Alors que l'épidémie d'Ebola frappe à nouveau l'Est de la République Démocratique du Congo, le ministre de la santé publique, Roger Kamba, a fait le point sur la situation jeudi 04 juin à Kinshasa.
Entre lueurs d'espoir avec les premières guérisons et l'immense défi sécuritaire posé par la rébellion de l’AFC/M23, la bataille sanitaire s'annonce particulièrement complexe.
L'annonce d'un cas de guérison à Goma, chef-lieu du Nord-Kivu, a mis en lumière la complexité d'intervenir dans une région en proie aux conflits armés. Cette zone, actuellement sous le contrôle de la rébellion de l’AFC/M23 (soutenue par le Rwanda), complique sérieusement le travail des autorités sanitaires. Le ministre Roger Kamba s'est montré très transparent sur les limites de l'action gouvernementale dans ces territoires, déclarant que les autorités ne peuvent pas déployer correctement la riposte faute de contact direct avec ces zones, bien que les équipes et les laboratoires sur place restent ceux de l'État.
Si la surveillance épidémiologique est maintenue, elle se fait désormais à distance et de manière indirecte. Conséquence directe de ce manque de coordination : un suivi médical forcément dégradé. Le ministre a notamment révélé que 533 personnes contacts sont actuellement surveillées dans le Nord-Kivu, mais de manière moins efficace en raison de l'absence de liaisons directes sur le terrain.

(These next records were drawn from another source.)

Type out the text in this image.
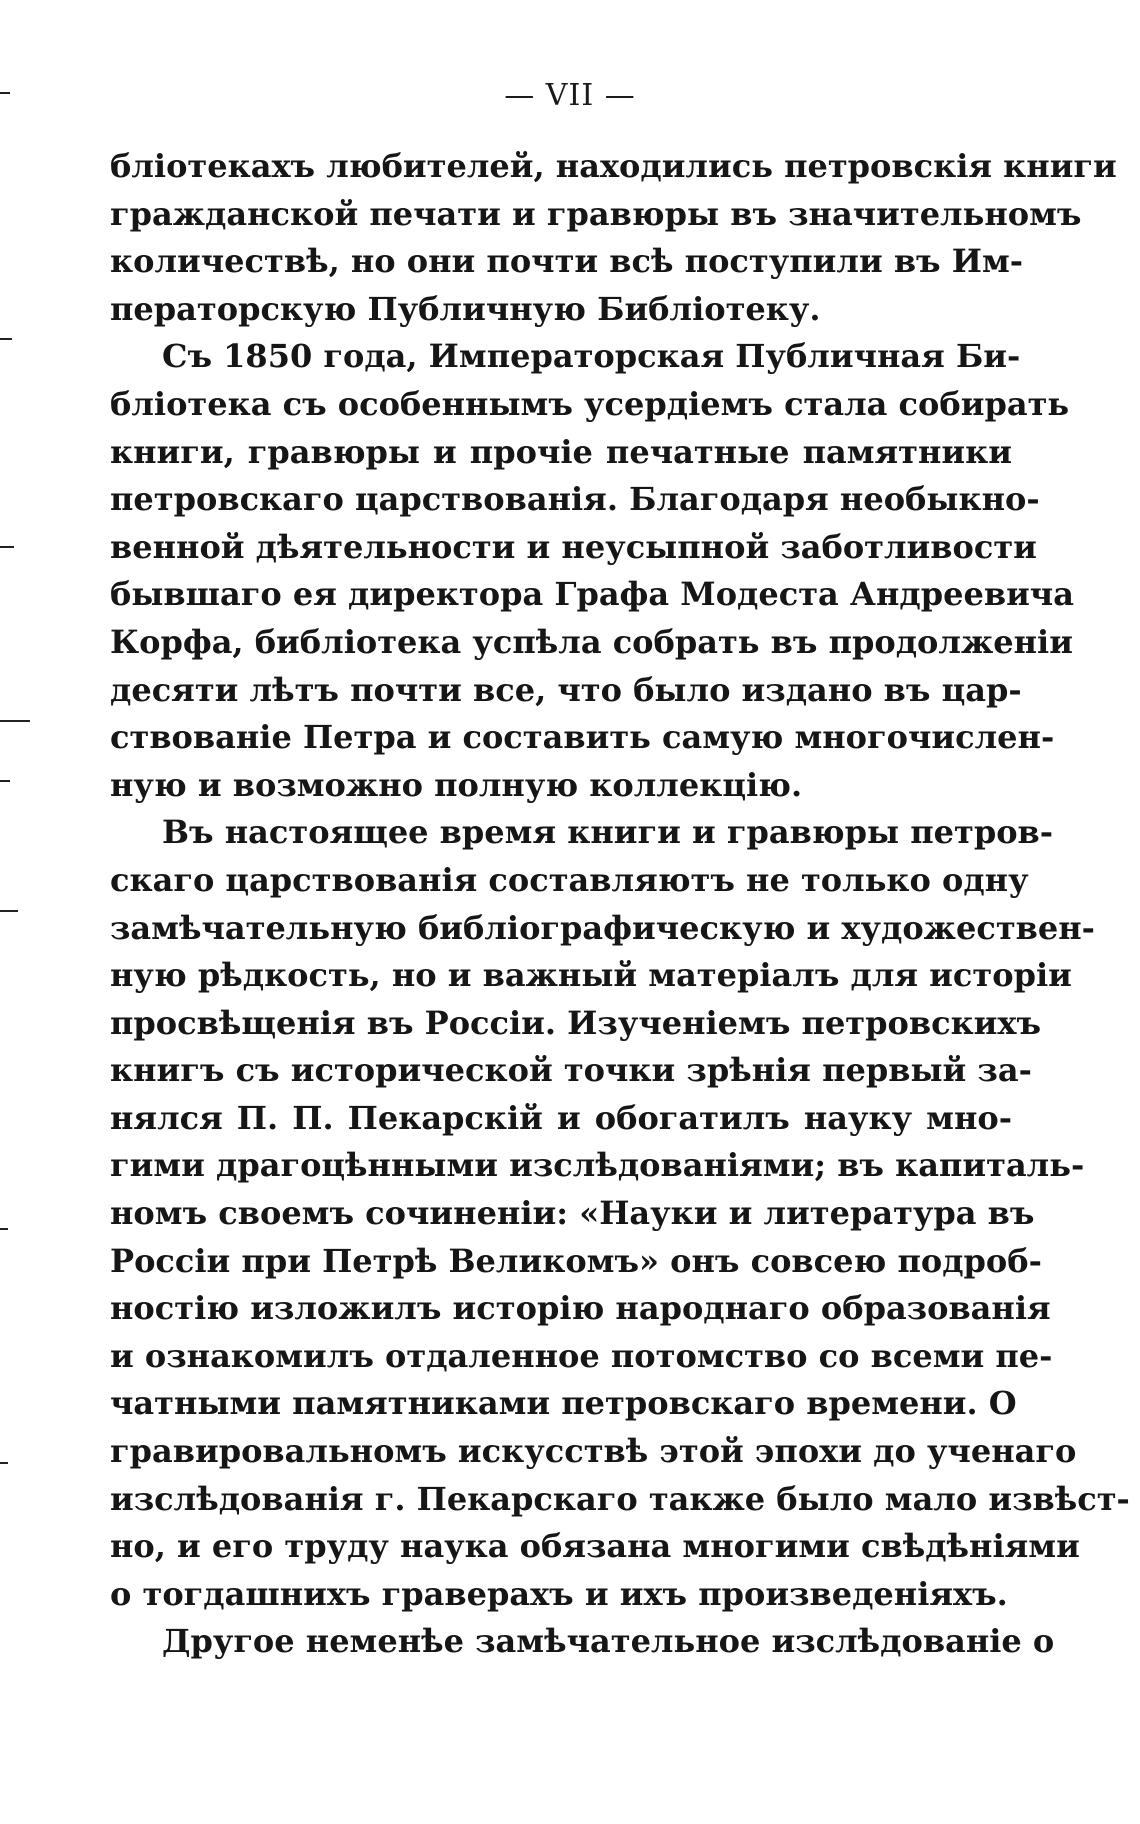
— VII —
бліотекахъ любителей, находились петровскія книги
гражданской печати и гравюры въ значительномъ
количествѣ, но они почти всѣ поступили въ Им-
ператорскую Публичную Библіотеку.
Съ 1850 года, Императорская Публичная Би-
бліотека съ особеннымъ усердіемъ стала собирать
книги, гравюры и прочіе печатные памятники
петровскаго царствованія. Благодаря необыкно-
венной дѣятельности и неусыпной заботливости
бывшаго ея директора Графа Модеста Андреевича
Корфа, библіотека успѣла собрать въ продолженіи
десяти лѣтъ почти все, что было издано въ цар-
ствованіе Петра и составить самую многочислен-
ную и возможно полную коллекцію.
Въ настоящее время книги и гравюры петров-
скаго царствованія составляютъ не только одну
замѣчательную библіографическую и художествен-
ную рѣдкость, но и важный матеріалъ для исторіи
просвѣщенія въ Россіи. Изученіемъ петровскихъ
книгъ съ исторической точки зрѣнія первый за-
нялся П. П. Пекарскій и обогатилъ науку мно-
гими драгоцѣнными изслѣдованіями; въ капиталь-
номъ своемъ сочиненіи: «Науки и литература въ
Россіи при Петрѣ Великомъ» онъ совсею подроб-
ностію изложилъ исторію народнаго образованія
и ознакомилъ отдаленное потомство со всеми пе-
чатными памятниками петровскаго времени. О
гравировальномъ искусствѣ этой эпохи до ученаго
изслѣдованія г. Пекарскаго также было мало извѣст-
но, и его труду наука обязана многими свѣдѣніями
о тогдашнихъ граверахъ и ихъ произведеніяхъ.
Другое неменѣе замѣчательное изслѣдованіе о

Malgré ce contexte hostile, la médecine marque des points. Roger Kamba a confirmé que le cas de Goma n'est pas isolé. Au total, sept guérisons ont déjà été officiellement enregistrées à travers le pays, dont six en Ituri et une à Goma.
Pour couper court à toute spéculation, le ministre a tenu à rappeler les critères cliniques et biologiques stricts qui définissent médicalement une guérison. Il s'agit d'une personne qui a été malade, dont le premier test était positif, qui ne présente plus aucun symptôme, et dont deux tests successifs réalisés à deux jours d’intervalle se révèlent négatifs.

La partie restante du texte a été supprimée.